Western Sicily

With a unique local cuisine, an abundance of ancient ruins and stunning sea and mountain scenery, not forgetting one of the world’s most famous fortified wines, Marsala, much of western Sicily has remained largely untouched by tourism, yet it is within easy reach of the international airport at Palermo.

Lured by its abundant fishing grounds, hillside vineyards and coastal saltpans many invaders have left their mark here. Not to be missed attractions include the ancient ruins of Segesta, principally the Doric temple and the mountain side amphitheatre, the views above which are magnificent.

Ancient greek temple of Segesta - Circumnavigation  |  ShutterstockCircumnavigation | Shutterstock

At Selinunte, on the south coast, you’ll find magical historic sites including a number of temples, the ancient city itself and the acropolis. Both here and throughout the south west of the island, there are many fine beaches. Heading north along the coast, wine lovers will enjoy visiting vineyards and touring the famous wine cellars around Marsala.

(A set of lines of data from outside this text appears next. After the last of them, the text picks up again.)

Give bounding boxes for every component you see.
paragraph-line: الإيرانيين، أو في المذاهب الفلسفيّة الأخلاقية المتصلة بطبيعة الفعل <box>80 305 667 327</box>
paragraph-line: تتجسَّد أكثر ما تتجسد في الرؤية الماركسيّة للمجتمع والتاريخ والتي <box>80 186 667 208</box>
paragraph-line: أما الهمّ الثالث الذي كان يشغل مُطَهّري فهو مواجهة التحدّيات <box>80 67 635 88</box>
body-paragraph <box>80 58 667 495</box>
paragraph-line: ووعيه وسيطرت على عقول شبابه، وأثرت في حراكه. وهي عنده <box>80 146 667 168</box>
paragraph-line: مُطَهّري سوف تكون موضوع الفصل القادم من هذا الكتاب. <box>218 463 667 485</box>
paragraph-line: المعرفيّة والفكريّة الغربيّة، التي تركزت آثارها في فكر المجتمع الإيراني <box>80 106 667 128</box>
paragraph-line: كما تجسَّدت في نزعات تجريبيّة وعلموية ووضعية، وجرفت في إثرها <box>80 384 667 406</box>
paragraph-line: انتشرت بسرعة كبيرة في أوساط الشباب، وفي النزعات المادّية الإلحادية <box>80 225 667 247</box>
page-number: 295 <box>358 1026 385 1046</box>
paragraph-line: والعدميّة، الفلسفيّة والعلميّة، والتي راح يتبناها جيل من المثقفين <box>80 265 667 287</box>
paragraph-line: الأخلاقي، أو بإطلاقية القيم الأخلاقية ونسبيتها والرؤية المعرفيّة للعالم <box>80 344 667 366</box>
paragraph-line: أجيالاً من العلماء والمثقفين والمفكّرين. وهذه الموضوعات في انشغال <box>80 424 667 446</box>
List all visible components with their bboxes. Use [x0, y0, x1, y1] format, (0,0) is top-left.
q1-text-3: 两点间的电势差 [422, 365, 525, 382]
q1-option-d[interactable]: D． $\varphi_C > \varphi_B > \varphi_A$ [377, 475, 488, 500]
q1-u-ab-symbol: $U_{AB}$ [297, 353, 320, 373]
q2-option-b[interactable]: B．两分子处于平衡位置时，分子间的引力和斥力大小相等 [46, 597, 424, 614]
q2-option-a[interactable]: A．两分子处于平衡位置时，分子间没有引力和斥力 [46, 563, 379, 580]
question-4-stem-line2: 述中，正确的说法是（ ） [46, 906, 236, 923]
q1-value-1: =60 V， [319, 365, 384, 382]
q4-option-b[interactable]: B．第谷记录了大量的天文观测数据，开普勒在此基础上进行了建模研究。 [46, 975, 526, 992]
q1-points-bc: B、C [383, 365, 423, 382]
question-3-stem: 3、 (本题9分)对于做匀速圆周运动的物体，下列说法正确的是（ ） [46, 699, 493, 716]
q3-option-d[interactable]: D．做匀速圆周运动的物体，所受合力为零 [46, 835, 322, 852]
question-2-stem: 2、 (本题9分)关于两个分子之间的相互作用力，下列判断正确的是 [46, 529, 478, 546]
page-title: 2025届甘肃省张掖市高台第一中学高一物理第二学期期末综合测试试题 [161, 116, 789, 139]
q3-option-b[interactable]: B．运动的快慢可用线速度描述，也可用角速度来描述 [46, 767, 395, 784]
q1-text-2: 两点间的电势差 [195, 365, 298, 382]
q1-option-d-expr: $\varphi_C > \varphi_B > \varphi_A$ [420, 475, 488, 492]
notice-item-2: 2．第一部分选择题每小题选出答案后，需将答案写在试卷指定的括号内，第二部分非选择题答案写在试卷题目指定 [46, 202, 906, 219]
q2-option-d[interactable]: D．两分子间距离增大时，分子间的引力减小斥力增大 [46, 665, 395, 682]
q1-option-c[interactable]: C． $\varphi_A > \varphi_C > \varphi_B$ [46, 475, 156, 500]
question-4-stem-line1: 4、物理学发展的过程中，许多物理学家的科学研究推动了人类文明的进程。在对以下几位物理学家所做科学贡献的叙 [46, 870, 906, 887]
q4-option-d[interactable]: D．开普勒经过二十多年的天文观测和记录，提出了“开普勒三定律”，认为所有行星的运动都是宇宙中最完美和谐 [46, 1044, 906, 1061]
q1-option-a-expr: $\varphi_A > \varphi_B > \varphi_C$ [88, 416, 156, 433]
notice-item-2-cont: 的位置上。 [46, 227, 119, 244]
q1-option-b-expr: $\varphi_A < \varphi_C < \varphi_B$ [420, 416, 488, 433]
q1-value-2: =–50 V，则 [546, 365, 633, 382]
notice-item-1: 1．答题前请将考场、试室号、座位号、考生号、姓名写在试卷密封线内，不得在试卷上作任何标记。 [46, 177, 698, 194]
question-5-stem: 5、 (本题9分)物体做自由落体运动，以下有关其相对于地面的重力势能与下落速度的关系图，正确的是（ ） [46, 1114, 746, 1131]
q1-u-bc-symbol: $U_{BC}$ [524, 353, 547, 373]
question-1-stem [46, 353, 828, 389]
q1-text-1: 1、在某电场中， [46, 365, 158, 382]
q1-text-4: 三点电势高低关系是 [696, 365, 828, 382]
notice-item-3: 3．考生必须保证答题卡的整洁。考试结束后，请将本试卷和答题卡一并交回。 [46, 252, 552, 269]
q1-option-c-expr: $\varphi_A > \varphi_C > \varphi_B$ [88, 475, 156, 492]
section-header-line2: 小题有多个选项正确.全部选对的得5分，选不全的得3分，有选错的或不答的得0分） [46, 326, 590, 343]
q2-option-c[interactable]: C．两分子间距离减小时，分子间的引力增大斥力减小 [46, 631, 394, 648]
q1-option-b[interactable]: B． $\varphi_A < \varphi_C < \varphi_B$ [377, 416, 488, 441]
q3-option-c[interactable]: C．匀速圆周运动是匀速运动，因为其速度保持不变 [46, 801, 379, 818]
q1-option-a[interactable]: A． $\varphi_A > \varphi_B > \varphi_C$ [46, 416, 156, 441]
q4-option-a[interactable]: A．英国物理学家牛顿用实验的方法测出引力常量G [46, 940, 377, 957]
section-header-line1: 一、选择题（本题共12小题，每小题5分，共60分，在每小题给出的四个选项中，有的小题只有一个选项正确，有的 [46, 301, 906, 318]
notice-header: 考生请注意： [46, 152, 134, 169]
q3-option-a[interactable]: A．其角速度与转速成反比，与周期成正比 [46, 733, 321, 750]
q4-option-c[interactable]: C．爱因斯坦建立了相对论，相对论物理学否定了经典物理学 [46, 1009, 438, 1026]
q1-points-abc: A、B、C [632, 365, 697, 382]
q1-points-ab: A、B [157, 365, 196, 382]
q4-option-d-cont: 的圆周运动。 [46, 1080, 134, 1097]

The harbour town of Trapani, with its maze of narrow streets in its Moorish centre, also has many fine examples of Baroque architecture and is overlooked by the impressive, mountaintop medieval town of Erice, worth visiting for the views alone. While the nearby Egadi Islands make a relaxing day trip from Trapani or Marsala.

Just off the coast of Trapani, a short boat ride away are three islands: The two islands of Levanzo and Favignana are best for a visit. Levanzo is a tiny island with only a scattering of houses, it is completely unspoilst and a joy to wander around. The beaches are not sandy however the water is clear and loevly for a dip. There are some rocky paths around the island and a walk through a small pine forest will take you to some fine swimming spots. Favignana is much bigger with more roads and houses, and a central square with some restauarants and bars. You can hire a bicycle or a Vespa to explore this island if you wish! It takes around two days to cycle around the whole island including stop offs at all of the beaches. The scenery is incredible, with the beaches being rock faces rather than sand however the white stone is warm and ok to lay on. Some of these beauty spots can get busy in the peak season.

San Vito Lo Capo - mRGB  |  ShutterstockmRGB | Shutterstock

In the north west you’ll find the famous beach of San Vito Lo Capo, a sweeping bay of fine white sand, and the fabulous hiking country of Lo Zingaro Nature Reserve, which also has some lovely secluded coves.